UDB joins Sustainable Bridport (formerly Transition Town Bridport), Seeding our Future and other organisations in working to build resilience into various aspects of community life, minimising the environmental impact of human activity while preserving health and quality of life amid the climate emergency.

“It’s about meeting the needs of the people within the needs of the planet,” says Josef. “I’ve been inspired by the ‘doughnut economics’ theory – challenging the assumption that we should strive for economic growth and instead aiming to support 12 basic human needs without breaching Earth’s ‘ceiling’ in any of nine ecological areas, including biodiversity loss, ocean acidification and air pollution.”

UDB’s patch is the Bridport ‘bioregion’ – from Lyme Regis to West Bexington and from the coast up to Beaminster – and the group has some very concrete goals. The first is to introduce a regular, affordable weekend bus service between the town centre and West Bay. “We need better public transport,” says Josef. “Currently the bus to West Bay runs hourly in the summer but only every two to three hours during the rest of the year, and the last bus is around 6pm. We want to make the service better for users, reduce the number of cars making this journey, and ease pressure on parking.”

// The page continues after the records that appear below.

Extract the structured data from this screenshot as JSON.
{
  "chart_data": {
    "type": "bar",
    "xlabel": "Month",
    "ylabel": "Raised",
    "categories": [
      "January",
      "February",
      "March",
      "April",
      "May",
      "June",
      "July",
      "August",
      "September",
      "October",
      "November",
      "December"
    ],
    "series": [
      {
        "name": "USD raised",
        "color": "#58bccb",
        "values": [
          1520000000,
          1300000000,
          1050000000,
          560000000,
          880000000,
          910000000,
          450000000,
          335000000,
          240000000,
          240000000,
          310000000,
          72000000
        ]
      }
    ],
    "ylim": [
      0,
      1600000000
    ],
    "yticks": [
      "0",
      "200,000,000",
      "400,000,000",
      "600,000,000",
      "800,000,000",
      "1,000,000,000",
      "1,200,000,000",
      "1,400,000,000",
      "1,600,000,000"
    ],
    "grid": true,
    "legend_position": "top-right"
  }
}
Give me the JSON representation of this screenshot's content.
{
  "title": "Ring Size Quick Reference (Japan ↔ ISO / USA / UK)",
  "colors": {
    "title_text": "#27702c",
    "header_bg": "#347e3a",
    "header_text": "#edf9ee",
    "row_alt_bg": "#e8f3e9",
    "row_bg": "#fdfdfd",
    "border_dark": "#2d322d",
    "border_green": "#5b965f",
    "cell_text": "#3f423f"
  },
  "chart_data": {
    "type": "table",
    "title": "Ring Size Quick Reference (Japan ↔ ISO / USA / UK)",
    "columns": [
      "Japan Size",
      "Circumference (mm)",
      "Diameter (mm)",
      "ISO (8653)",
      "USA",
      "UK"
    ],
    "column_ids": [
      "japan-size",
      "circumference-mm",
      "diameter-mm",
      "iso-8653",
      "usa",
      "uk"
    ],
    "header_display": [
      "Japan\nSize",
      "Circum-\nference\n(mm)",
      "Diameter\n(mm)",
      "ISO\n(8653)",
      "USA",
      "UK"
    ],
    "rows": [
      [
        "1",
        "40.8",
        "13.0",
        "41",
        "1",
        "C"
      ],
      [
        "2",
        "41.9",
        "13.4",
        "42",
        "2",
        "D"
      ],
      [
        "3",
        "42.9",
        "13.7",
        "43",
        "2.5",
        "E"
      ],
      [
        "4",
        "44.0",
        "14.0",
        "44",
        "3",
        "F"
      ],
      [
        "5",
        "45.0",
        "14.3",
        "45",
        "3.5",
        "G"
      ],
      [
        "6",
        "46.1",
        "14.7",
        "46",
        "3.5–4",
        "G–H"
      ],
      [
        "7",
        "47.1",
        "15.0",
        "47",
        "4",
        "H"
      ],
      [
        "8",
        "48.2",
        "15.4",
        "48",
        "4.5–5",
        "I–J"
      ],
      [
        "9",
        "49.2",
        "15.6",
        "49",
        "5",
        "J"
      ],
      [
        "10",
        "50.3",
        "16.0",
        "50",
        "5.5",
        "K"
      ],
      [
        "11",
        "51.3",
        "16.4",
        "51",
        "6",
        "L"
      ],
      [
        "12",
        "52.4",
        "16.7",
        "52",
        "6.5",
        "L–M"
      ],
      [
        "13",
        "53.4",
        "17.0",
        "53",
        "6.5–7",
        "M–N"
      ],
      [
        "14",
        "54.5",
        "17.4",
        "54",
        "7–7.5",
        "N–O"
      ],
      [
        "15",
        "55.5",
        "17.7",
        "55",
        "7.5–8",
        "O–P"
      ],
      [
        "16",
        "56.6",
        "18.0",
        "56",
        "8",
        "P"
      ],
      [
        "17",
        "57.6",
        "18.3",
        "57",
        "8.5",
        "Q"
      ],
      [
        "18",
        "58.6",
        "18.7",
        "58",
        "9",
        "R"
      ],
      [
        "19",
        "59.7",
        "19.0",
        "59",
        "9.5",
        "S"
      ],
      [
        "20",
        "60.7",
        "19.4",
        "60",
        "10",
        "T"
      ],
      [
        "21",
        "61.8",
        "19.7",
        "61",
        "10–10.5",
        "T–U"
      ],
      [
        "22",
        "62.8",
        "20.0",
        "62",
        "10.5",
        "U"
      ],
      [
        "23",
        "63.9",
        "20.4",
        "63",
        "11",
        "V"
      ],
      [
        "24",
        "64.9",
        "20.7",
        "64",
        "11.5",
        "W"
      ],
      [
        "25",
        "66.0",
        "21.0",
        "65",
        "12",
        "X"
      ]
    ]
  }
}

The group needs £10,000 to run a pilot bus service for six months. If they can raise £5,000, Dorset Council will match this and make up the total. Josef says UDB will partner with Dorset Community Transport, whose school minibuses sit idle outside school-run times. “At first we’ll pay them to run the weekend bus service, as they have the vehicle, the drivers and the necessary insurance. If this trial is successful, we’ll take it forward – hopefully with an electric bus. We hope we might even be able to create a new job for a driver.” The fare will be £1 each way, and free for bus-pass holders.

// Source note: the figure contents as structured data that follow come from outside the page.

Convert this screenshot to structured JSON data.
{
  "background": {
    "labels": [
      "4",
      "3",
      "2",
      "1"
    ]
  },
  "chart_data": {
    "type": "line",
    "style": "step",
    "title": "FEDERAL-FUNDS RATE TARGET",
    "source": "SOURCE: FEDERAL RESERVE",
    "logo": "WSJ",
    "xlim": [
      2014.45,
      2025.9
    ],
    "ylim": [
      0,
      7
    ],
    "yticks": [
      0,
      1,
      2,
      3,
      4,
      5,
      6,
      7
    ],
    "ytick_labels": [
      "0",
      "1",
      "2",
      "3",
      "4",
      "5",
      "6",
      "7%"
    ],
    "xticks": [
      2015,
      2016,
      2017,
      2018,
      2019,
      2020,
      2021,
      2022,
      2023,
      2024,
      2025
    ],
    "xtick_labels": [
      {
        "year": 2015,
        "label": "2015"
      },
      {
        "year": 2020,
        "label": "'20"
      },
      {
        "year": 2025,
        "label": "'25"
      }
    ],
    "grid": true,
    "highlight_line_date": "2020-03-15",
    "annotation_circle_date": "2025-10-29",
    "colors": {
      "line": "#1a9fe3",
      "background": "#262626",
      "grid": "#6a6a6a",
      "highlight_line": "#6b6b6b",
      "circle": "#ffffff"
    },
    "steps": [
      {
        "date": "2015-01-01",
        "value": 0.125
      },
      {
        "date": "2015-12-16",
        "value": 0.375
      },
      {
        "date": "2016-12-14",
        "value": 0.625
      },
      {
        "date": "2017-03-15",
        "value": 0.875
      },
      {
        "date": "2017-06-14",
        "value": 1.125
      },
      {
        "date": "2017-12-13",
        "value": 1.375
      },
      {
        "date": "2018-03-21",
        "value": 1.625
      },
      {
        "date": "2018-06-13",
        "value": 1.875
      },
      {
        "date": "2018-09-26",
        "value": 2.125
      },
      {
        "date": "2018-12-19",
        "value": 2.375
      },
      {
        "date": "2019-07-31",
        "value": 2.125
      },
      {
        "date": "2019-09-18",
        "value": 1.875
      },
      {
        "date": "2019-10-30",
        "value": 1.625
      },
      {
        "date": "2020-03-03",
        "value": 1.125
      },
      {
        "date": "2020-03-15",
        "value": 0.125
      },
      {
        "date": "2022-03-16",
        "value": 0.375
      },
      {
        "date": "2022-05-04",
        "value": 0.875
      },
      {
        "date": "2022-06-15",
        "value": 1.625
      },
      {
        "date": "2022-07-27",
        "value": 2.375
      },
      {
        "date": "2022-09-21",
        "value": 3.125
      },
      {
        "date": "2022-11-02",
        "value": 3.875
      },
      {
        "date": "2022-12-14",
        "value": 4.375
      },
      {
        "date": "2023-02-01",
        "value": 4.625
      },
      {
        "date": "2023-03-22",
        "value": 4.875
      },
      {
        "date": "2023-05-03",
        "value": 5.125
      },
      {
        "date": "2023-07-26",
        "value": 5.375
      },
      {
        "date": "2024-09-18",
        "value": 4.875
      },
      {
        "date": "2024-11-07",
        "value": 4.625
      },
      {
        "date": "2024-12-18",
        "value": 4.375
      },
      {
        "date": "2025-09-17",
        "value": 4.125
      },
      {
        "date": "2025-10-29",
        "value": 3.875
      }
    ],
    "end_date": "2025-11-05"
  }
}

UDB’s ‘Best of Bridport’ music night at the Lyric Theatre in mid-May was the first fundraiser for the bus scheme. Tickets sold out before the event and it was a huge success, with music from The Skalatans, Eve Appleton Band, Aidan Simpson and Look Around Corners – plus DJ Beat Safari – and spoken word performances from Ged Duncan, Kevan Manwaring, Angie Porter and Dylan Ross.

Meanwhile, MMMM! – Monday Movie, Meal & Mingling has been running on Monday nights since April at the Chapel in the Garden. This joint initiative between UDB and Sustainable Bridport offers short films by local filmmakers and inspiring feature documentaries plus delicious vegetarian curries and hot and cold drinks (see p20).

“We want to draw people in with the fun stuff,” says Josef. “Start with the friendlies, then move on to enquiry, then action. We have some bold, audacious goals; if we can envisage collectively what we want to achieve, then we can do it. Together we have everything.”